Vu la procédure suivante :
Par une requête, enregistrée le 19 janvier 2021, Mme B A demande au tribunal d'annuler la décision du 6 novembre 2020 par laquelle la commission de médiation du département du Val-d'Oise a rejeté sa demande tendant à la reconnaissance du caractère prioritaire et urgent de sa demande de logement.
Vu les autres pièces du dossier.
Vu le code de justice administrative.
Considérant ce qui suit :
1. Aux termes de l'article R. 222-1 du code de justice administrative : " () les premiers vice-présidents des tribunaux () peuvent, par ordonnance : 4° Rejeter les requêtes manifestement irrecevables, lorsque () elles n'ont pas été régularisées à l'expiration du délai imparti par une demande en ce sens () ".

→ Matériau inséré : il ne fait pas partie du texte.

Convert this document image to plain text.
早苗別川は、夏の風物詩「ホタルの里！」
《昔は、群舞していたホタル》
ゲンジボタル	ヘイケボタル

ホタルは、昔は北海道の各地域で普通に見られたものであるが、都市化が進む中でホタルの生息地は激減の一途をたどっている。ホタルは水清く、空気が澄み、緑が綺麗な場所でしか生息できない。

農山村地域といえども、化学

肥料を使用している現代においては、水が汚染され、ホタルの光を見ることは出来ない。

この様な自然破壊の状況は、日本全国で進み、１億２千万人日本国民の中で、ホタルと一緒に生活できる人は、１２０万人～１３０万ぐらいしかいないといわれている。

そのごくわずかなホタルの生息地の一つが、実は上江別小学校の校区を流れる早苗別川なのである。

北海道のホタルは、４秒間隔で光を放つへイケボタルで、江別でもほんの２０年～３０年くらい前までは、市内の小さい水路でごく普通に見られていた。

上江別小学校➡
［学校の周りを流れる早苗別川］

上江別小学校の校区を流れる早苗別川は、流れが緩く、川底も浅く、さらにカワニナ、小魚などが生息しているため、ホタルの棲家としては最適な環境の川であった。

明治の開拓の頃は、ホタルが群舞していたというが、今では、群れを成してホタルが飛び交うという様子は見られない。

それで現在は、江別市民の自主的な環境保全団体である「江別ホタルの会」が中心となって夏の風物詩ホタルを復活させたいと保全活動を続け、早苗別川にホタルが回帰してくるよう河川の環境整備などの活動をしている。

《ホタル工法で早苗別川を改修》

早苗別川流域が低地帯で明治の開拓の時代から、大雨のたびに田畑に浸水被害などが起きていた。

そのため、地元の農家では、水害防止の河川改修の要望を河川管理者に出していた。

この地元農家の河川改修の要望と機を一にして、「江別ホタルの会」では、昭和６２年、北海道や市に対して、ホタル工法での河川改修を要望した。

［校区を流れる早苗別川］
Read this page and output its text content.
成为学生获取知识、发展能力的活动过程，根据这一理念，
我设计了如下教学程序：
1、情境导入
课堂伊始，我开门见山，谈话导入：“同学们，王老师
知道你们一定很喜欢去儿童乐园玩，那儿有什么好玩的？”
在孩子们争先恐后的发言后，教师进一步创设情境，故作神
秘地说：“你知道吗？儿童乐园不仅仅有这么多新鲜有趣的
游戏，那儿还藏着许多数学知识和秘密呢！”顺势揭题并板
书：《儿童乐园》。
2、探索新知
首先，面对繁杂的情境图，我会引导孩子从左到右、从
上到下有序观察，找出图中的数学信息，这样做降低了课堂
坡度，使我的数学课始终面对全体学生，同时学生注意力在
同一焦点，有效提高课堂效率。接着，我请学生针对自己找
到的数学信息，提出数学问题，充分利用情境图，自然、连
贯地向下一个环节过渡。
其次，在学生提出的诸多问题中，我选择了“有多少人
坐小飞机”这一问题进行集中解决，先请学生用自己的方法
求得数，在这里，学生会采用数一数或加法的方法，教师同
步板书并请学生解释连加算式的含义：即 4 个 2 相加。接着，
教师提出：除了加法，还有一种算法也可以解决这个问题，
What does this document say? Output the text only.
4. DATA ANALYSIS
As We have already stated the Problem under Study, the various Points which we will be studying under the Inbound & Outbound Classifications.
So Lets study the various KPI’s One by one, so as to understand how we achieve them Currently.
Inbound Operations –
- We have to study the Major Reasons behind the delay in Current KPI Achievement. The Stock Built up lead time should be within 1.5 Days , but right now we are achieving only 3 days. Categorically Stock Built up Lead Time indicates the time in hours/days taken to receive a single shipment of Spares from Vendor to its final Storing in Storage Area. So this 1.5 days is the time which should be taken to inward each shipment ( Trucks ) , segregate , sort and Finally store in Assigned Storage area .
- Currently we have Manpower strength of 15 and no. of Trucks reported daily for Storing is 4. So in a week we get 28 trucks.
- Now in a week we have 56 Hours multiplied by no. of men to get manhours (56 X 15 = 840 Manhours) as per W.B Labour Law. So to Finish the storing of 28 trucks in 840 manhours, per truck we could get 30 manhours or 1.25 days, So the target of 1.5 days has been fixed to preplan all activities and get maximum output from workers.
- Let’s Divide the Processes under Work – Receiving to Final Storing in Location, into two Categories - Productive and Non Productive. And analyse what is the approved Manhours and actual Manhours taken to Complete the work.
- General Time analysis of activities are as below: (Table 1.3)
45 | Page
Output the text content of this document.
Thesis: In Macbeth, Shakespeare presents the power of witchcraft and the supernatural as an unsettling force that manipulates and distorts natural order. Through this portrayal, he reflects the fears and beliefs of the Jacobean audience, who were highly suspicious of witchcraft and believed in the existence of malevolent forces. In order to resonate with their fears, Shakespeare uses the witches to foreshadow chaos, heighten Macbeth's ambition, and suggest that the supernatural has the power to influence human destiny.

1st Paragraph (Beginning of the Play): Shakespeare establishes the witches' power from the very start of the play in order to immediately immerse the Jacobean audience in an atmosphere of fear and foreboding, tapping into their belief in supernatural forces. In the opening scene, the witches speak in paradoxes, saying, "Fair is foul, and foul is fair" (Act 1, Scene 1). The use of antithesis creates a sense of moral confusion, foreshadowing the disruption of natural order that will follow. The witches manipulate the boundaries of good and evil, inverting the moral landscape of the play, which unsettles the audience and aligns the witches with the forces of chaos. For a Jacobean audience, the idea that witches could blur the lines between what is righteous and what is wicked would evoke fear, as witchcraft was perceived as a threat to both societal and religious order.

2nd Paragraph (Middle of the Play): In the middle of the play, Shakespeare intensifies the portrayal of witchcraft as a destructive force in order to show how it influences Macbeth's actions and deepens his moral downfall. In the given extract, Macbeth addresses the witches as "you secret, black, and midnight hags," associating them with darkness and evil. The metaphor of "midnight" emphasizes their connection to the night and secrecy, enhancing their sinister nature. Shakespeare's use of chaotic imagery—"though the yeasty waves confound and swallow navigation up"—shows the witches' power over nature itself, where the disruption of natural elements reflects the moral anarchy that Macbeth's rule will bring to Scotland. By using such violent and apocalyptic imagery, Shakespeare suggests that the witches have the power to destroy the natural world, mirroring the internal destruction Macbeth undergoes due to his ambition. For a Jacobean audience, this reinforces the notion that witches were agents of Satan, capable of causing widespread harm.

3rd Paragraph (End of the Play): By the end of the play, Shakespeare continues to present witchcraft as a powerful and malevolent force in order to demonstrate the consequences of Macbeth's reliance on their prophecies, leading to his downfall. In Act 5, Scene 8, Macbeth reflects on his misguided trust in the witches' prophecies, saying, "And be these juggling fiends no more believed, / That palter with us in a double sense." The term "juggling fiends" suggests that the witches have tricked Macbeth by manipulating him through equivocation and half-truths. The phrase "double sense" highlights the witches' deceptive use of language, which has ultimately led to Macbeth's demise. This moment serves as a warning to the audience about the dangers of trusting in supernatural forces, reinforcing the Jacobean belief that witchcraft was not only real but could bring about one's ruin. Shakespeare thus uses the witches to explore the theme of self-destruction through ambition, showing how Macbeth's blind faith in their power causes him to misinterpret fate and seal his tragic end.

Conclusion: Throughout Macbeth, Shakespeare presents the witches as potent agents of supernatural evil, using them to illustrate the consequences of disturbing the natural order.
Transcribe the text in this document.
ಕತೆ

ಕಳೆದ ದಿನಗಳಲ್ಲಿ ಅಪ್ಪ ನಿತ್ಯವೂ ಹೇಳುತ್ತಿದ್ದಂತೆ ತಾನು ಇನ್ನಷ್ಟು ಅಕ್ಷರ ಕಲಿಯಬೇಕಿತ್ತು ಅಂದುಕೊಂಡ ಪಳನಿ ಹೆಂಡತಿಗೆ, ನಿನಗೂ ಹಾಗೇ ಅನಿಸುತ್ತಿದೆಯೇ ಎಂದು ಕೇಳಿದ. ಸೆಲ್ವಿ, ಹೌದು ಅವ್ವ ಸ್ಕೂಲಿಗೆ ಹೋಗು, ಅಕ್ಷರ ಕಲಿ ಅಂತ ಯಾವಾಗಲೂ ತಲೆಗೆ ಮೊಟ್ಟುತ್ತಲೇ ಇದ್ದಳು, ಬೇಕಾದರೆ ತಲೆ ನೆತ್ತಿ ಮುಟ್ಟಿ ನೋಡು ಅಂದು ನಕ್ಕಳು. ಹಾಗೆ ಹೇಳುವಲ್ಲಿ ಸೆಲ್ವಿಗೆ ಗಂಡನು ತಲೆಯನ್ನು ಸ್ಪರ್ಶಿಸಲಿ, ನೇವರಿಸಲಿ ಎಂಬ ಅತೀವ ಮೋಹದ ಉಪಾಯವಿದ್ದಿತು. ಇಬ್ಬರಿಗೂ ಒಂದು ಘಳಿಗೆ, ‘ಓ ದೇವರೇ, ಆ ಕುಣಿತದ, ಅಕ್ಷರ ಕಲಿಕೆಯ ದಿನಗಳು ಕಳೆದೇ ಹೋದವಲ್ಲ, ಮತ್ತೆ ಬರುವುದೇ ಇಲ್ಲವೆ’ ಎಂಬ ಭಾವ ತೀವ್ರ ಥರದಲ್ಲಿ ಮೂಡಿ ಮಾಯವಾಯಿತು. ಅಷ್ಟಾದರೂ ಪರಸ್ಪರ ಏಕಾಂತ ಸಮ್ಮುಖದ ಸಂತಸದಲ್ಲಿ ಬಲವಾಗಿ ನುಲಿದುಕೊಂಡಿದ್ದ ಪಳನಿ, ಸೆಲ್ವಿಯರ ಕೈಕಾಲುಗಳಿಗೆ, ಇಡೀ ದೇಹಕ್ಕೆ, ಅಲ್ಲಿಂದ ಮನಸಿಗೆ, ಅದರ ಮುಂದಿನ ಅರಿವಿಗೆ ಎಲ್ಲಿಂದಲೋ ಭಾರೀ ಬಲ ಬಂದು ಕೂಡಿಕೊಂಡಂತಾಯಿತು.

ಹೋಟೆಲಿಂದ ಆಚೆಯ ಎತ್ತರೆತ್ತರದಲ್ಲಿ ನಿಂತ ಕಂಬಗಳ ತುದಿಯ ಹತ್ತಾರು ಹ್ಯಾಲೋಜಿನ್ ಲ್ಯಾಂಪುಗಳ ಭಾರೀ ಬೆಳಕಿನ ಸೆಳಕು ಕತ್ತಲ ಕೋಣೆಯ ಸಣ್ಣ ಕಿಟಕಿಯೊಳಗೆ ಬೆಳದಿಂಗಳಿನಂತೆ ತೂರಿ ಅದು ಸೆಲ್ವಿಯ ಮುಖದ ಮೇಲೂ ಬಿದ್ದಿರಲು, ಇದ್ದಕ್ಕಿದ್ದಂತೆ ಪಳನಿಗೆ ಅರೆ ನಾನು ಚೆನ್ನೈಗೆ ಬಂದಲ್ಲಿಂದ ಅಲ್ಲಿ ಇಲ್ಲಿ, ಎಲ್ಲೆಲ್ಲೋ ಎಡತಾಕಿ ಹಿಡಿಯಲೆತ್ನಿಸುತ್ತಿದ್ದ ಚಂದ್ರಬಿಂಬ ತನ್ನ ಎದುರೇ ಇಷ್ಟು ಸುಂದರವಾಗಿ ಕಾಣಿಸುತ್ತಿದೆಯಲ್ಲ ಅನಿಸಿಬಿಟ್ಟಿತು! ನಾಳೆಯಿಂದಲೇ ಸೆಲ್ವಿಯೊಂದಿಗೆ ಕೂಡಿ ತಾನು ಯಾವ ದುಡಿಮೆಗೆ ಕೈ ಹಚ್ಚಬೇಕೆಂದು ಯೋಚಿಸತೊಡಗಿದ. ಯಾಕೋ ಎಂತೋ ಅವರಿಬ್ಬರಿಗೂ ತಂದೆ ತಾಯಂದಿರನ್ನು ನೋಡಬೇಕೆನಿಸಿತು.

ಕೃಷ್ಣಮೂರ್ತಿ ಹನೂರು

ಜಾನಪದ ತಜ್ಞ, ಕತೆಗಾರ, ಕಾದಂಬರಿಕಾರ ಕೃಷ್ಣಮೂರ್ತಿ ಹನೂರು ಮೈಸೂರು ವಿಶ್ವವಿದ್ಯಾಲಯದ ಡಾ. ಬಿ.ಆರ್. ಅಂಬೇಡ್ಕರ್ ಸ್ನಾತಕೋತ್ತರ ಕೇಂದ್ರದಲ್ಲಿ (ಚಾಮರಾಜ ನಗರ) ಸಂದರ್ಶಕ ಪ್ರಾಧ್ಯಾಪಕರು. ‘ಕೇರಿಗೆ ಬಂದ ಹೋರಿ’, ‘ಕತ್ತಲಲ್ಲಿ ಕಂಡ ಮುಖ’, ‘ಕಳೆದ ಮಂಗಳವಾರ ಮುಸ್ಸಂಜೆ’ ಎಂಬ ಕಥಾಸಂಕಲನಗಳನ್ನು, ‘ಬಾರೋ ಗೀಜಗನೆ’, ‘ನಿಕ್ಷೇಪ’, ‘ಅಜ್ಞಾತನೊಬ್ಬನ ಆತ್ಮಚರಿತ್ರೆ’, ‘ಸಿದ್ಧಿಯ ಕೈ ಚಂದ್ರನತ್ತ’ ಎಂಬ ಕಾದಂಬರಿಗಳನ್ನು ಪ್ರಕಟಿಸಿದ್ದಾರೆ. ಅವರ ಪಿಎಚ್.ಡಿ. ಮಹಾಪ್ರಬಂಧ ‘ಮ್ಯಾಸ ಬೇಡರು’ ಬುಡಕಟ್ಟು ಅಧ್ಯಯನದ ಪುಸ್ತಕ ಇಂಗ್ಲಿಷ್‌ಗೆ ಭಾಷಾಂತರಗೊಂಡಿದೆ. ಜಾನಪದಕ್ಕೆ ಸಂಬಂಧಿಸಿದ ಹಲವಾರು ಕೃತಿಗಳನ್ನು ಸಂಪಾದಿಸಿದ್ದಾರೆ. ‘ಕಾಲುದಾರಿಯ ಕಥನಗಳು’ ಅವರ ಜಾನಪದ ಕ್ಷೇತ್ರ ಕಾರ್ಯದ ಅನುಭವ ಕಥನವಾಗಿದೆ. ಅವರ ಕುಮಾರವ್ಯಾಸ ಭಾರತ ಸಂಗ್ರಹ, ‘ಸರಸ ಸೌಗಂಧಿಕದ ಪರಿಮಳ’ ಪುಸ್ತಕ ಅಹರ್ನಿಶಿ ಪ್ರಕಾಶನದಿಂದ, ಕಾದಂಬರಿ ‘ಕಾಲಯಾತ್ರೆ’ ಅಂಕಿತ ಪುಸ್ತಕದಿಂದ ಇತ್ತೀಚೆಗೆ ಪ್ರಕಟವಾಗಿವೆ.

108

2. Aux termes de l'article R. 411-1 du code de justice administrative : " La juridiction est saisie par requête. La requête indique les noms et domicile des parties. Elle contient l'exposé des faits et moyens, ainsi que l'énoncé des conclusions soumises au juge. L'auteur d'une requête ne contenant l'exposé d'aucun moyen ne peut la régulariser par le dépôt d'un mémoire exposant un ou plusieurs moyens que jusqu'à l'expiration du délai de recours ". Aux termes de l'article R. 772-6 du même code : " Une requête de première instance ne peut être rejetée pour défaut ou pour insuffisance de motivation, notamment en application du 7° de l'article R. 222-1, qu'après que le requérant a été informé du rôle du juge administratif et de la nécessité de lui soumettre une argumentation propre à établir que la décision attaquée méconnaît ses droits et de lui transmettre, à cet effet, toutes les pièces justificatives utiles. () ".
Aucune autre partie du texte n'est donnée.